How to determine the concentration after a dilution with Beer's law?

Question

The molar extinction coefficient of pure antibody is $1.4$ absorbance units per milligram antibody at $\pu{280 nm}$. You have a concentrated antibody solution, so you make a $5$-fold dilution and measure at $\pu{280 nm}$, getting an absorbance of $0.845$. What is the concentration of that solution?

Using Beer's Law this is my work: $$0.845 = (1.4)\cdot (1)\cdot (c) \\ \therefore c = \pu{0.604 mol L^-1}$$

Then I think we need to factor in the dilution, therefore $c = (5) \cdot (0.604) = \pu{3.02 mol L^-1} $. Is this correct?

Answer 1

Beers law is

$$ E= \epsilon_{\lambda}\ \cdot c\ \cdot d$$

Where $c$ is the concentration of the solution.
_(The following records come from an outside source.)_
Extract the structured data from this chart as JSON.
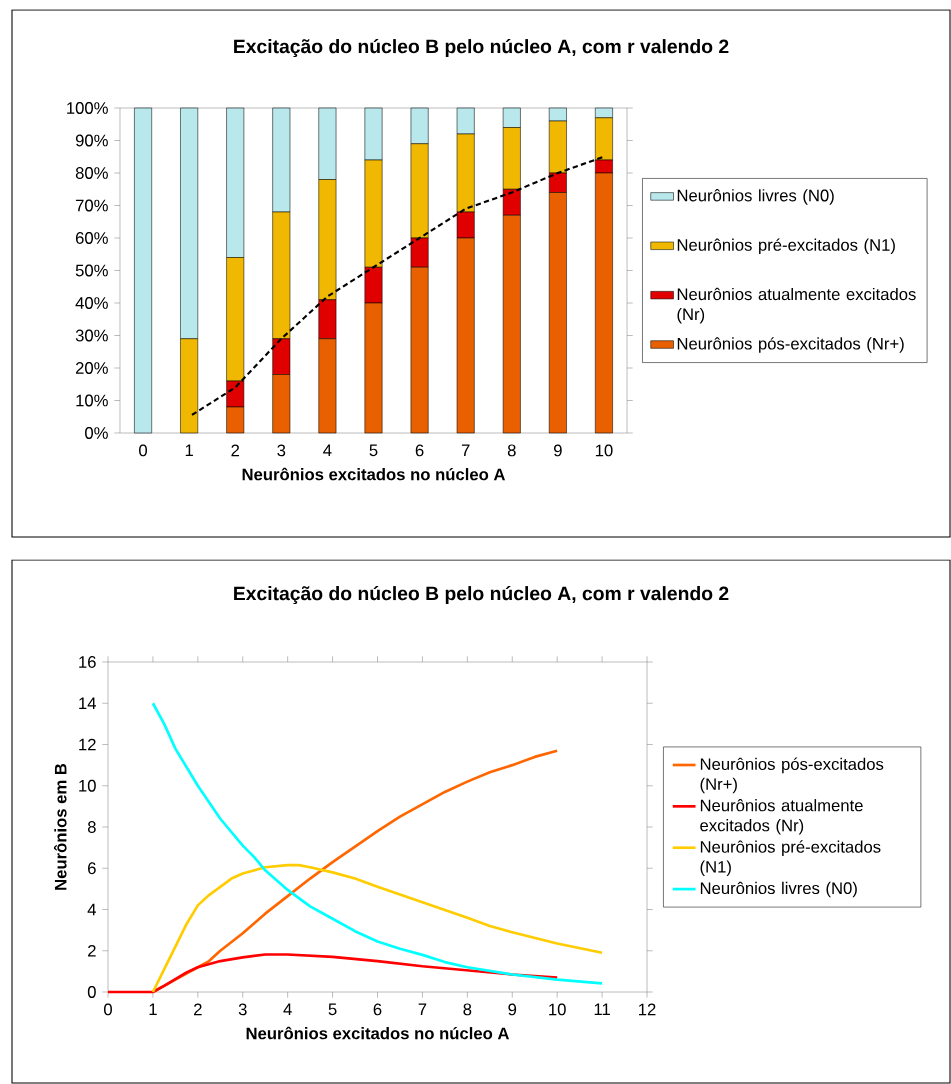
{
  "chart_data": [
    {
      "type": "bar",
      "title": "Excitação do núcleo B pelo núcleo A, com r valendo 2",
      "xlabel": "Neurônios excitados no núcleo A",
      "stacked": true,
      "legend": "right",
      "categories": [
        "0",
        "1",
        "2",
        "3",
        "4",
        "5",
        "6",
        "7",
        "8",
        "9",
        "10"
      ],
      "ylim": [
        0,
        100
      ],
      "yticks": [
        {
          "value": 0,
          "label": "0%"
        },
        {
          "value": 10,
          "label": "10%"
        },
        {
          "value": 20,
          "label": "20%"
        },
        {
          "value": 30,
          "label": "30%"
        },
        {
          "value": 40,
          "label": "40%"
        },
        {
          "value": 50,
          "label": "50%"
        },
        {
          "value": 60,
          "label": "60%"
        },
        {
          "value": 70,
          "label": "70%"
        },
        {
          "value": 80,
          "label": "80%"
        },
        {
          "value": 90,
          "label": "90%"
        },
        {
          "value": 100,
          "label": "100%"
        }
      ],
      "series": [
        {
          "name": "Neurônios pós-excitados (Nr+)",
          "color": "#e86000",
          "values": [
            0,
            0,
            8,
            18,
            29,
            40,
            51,
            60,
            67,
            74,
            80
          ]
        },
        {
          "name": "Neurônios atualmente excitados (Nr)",
          "color": "#e00000",
          "values": [
            0,
            0,
            8,
            11,
            12,
            11,
            9,
            8,
            8,
            6,
            4
          ]
        },
        {
          "name": "Neurônios pré-excitados (N1)",
          "color": "#f0b800",
          "values": [
            0,
            29,
            38,
            39,
            37,
            33,
            29,
            24,
            19,
            16,
            13
          ]
        },
        {
          "name": "Neurônios livres (N0)",
          "color": "#b8e8ec",
          "values": [
            100,
            71,
            46,
            32,
            22,
            16,
            11,
            8,
            6,
            4,
            3
          ]
        },
        {
          "type": "line",
          "color": "#000000",
          "line_style": "dashed",
          "values": [
            null,
            5,
            14,
            29,
            42,
            51,
            60,
            69,
            74,
            80,
            85
          ]
        }
      ]
    },
    {
      "type": "line",
      "title": "Excitação do núcleo B pelo núcleo A, com r valendo 2",
      "xlabel": "Neurônios excitados no núcleo A",
      "ylabel": "Neurônios em B",
      "legend": "right",
      "xlim": [
        0,
        12
      ],
      "xticks": [
        0,
        1,
        2,
        3,
        4,
        5,
        6,
        7,
        8,
        9,
        10,
        11,
        12
      ],
      "ylim": [
        0,
        16
      ],
      "yticks": [
        0,
        2,
        4,
        6,
        8,
        10,
        12,
        14,
        16
      ],
      "series": [
        {
          "name": "Neurônios pós-excitados (Nr+)",
          "color": "#ff6600",
          "x": [
            1,
            1.5,
            2,
            2.25,
            2.5,
            3,
            3.5,
            4,
            4.5,
            5,
            5.5,
            6,
            6.5,
            7,
            7.5,
            8,
            8.5,
            9,
            9.5,
            10
          ],
          "values": [
            0,
            0.6,
            1.2,
            1.5,
            2.0,
            2.85,
            3.8,
            4.65,
            5.5,
            6.3,
            7.05,
            7.8,
            8.5,
            9.1,
            9.7,
            10.2,
            10.65,
            11.0,
            11.4,
            11.7
          ]
        },
        {
          "name": "Neurônios atualmente excitados (Nr)",
          "color": "#ff0000",
          "x": [
            0,
            0.5,
            1,
            1.25,
            1.75,
            2,
            2.5,
            3,
            3.5,
            4,
            5,
            6,
            7,
            8,
            9,
            10
          ],
          "values": [
            0,
            0,
            0,
            0.3,
            0.95,
            1.2,
            1.5,
            1.68,
            1.82,
            1.82,
            1.7,
            1.5,
            1.25,
            1.05,
            0.85,
            0.7
          ]
        },
        {
          "name": "Neurônios pré-excitados (N1)",
          "color": "#ffcc00",
          "x": [
            1,
            1.25,
            1.5,
            1.75,
            2,
            2.25,
            2.5,
            2.75,
            3,
            3.5,
            4,
            4.25,
            4.5,
            5,
            5.5,
            6,
            7,
            8,
            8.5,
            9,
            10,
            11
          ],
          "values": [
            0,
            1.1,
            2.2,
            3.3,
            4.2,
            4.7,
            5.1,
            5.5,
            5.75,
            6.05,
            6.15,
            6.15,
            6.05,
            5.8,
            5.5,
            5.1,
            4.35,
            3.6,
            3.2,
            2.9,
            2.35,
            1.9
          ]
        },
        {
          "name": "Neurônios livres (N0)",
          "color": "#00ffff",
          "x": [
            1,
            1.25,
            1.5,
            2,
            2.5,
            3,
            3.25,
            3.5,
            4,
            4.5,
            5,
            5.5,
            6,
            6.5,
            7,
            7.5,
            8,
            9,
            10,
            11
          ],
          "values": [
            14,
            13,
            11.8,
            10,
            8.4,
            7.1,
            6.55,
            5.9,
            4.95,
            4.15,
            3.55,
            2.95,
            2.45,
            2.1,
            1.8,
            1.45,
            1.2,
            0.85,
            0.6,
            0.42
          ]
        }
      ]
    }
  ]
}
Then, you've found your answer once you've found $c$.

As Jerepierre points out, if you were to account for units in the answer, the question is actually missing some information. The pathlength $d$ is unaccounted for (but we're assuming its $1$), however if it was say $\mathrm{1\ cm}$, then the units for $\epsilon$ would need to be $\mathrm{AU\cdot mg^{-1} \cdot cm^{-1}}$. Which would mean that the units for your concentration would be in $\mathrm{mg}$. But, for concentration we would need to know antibody per some amount of volume. So taking units into account shows that something is missing.

What you're adding at the end is a step you would take to find the original concentration of the undiluted solution. Given that they diluted the concentration 5 times, but we don't know to what factor so we would have trouble solving for that.